Piet, who panicked and withdrew all his money and switched to a ‘safer’ money market unit trust, only has R75 000 at the end of June. Piet will also have to switch back into the original fund if he wants his money to grow over the long term, but he will buy back at a time when the markets have recovered and he has less money to work with, which will likely leave him in a worse position over the long term compared to his two friends Mary and Sipho.
Investing has more to do with waiting than doing
The lesson is – be like Mary, and not like Sipho or Piet.
Doing "something" gives us a feeling of control
The need to make changes to our investments may provide temporary emotional relief and a feeling that we are slightly more in control of the situation, but at a cost. In the longer term, the wrong decisions taken during market volatility and times of uncertainty can have a devastating effect on your investments and into retirement.
The last time the markets experienced a similar shock like the one earlier in 2020 was the global financial crisis of 2008/2009. Our research shows that, during that crisis, thousands of clients switched to ‘safer’ investments, ignoring that their investment goals had not changed, but only the environment around these goals.
Many chose to switch, and some gave in and disinvested, thereby destroying value. How? Once in safer investments, these clients needed so much reassurance to enter equity markets once more that they missed out on one of South Africa’s most sustained bull markets that followed.

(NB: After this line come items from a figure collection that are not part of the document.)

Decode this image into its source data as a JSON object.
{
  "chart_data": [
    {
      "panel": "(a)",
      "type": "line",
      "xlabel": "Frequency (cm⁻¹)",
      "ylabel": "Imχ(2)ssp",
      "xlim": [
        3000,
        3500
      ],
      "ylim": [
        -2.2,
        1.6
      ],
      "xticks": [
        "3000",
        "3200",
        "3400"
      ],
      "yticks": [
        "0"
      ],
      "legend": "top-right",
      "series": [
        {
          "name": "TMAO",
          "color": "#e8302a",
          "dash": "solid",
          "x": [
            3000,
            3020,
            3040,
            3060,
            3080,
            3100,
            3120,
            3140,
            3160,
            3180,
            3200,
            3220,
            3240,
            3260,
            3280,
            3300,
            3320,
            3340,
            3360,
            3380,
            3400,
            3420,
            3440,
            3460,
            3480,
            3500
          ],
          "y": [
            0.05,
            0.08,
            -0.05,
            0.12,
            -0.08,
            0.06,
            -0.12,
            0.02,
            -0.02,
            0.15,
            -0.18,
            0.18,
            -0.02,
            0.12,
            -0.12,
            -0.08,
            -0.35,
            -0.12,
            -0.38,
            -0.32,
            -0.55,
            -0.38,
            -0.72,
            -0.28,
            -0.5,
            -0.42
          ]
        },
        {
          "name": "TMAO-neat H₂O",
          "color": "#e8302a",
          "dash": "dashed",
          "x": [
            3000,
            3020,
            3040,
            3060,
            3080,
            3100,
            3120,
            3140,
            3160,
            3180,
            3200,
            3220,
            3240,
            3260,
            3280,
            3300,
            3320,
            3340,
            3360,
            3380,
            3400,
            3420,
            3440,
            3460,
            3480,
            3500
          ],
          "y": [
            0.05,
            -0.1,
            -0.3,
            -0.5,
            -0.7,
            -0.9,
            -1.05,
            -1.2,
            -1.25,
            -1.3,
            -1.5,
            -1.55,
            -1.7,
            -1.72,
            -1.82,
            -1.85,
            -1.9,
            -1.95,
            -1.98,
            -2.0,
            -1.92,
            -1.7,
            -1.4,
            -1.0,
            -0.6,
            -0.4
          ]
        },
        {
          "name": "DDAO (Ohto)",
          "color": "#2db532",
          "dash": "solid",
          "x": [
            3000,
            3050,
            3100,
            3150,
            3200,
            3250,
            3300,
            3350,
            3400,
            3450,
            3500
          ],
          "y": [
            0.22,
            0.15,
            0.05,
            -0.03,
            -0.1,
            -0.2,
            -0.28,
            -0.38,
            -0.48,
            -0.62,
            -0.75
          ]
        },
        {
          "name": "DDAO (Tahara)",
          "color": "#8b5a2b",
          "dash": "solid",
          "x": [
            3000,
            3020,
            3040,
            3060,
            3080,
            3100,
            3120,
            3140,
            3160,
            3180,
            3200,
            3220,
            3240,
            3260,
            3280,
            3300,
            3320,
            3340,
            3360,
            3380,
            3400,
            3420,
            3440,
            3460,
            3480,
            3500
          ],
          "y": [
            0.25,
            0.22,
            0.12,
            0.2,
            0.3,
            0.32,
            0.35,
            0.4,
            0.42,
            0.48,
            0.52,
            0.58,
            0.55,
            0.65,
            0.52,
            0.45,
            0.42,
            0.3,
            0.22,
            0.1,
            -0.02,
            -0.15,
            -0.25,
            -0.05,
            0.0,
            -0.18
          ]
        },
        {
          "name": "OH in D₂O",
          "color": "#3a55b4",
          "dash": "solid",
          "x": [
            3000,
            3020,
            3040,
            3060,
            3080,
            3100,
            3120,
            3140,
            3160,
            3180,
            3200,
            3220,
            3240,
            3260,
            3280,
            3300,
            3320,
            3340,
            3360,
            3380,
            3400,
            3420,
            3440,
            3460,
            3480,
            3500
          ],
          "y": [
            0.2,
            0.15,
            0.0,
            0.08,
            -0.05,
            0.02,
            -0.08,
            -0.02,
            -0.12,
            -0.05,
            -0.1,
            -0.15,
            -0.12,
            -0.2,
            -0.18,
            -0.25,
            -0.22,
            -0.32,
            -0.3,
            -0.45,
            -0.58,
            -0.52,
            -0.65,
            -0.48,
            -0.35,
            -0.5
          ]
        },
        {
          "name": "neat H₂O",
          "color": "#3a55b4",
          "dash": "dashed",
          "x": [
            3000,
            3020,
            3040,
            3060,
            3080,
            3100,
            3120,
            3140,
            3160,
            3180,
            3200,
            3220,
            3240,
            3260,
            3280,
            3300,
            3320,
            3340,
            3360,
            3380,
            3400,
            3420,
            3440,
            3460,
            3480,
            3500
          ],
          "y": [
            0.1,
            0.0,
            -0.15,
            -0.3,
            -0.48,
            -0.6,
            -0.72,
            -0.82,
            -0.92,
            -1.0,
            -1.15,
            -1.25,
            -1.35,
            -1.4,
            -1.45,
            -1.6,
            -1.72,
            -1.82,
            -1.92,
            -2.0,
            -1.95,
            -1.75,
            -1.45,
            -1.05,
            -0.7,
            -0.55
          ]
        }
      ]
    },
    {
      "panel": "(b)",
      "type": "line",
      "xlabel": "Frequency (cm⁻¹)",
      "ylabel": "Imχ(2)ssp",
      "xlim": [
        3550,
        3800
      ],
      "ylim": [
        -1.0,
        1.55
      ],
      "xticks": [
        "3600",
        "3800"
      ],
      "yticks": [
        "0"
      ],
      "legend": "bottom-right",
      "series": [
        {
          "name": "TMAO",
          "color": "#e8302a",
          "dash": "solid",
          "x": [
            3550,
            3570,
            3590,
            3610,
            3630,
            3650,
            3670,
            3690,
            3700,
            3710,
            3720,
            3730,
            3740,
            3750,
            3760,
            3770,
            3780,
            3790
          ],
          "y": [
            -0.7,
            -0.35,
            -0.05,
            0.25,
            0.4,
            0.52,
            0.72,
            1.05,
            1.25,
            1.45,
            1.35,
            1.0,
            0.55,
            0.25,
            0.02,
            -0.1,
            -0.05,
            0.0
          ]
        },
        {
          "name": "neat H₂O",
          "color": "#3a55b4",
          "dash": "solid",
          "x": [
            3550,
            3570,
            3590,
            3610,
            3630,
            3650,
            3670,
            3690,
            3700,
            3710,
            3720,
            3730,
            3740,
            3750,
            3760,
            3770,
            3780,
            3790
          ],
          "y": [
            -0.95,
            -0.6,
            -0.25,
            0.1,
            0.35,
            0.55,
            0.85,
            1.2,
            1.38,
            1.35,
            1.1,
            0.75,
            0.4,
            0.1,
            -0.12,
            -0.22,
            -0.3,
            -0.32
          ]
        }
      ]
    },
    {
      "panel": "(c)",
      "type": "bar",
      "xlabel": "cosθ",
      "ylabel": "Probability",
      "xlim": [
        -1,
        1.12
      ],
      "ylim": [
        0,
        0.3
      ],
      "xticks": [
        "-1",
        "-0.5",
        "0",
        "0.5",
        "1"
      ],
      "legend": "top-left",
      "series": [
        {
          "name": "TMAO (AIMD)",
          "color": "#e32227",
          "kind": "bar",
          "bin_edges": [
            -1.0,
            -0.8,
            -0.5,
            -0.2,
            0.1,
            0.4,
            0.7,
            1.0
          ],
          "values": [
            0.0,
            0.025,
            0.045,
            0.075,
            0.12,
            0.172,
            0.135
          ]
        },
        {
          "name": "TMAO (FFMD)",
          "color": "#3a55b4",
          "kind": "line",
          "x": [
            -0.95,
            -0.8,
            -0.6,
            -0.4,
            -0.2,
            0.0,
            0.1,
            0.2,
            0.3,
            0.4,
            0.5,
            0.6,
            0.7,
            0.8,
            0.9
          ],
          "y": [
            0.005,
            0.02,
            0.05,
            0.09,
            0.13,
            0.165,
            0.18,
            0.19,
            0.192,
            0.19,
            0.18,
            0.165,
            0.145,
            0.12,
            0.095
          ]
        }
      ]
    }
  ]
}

Your financial adviser can also be an essential partner during these uncertain times. An adviser can help you not to take on unnecessary risks and prevent costly mistakes by avoiding emotional decisions. With your adviser, you can prepare a financial plan to address immediate challenges and get a strategy in place for you to achieve your long-term financial goals.
To try and time the market as an investor, as Sipho and Piet did, is a guaranteed way to lock in any losses and, consequently, also to miss out on any potential recovery in markets. So what should investors do? Like Mary, doing nothing is often the best strategy.
The key during uncertain and volatile times is to not touch your investments, but to keep it in a diversified basket of different asset classes and to look beyond short-term fears to your long-term goals. Remain invested, stick to your long-term investment strategy, and you will more likely achieve your financial goals.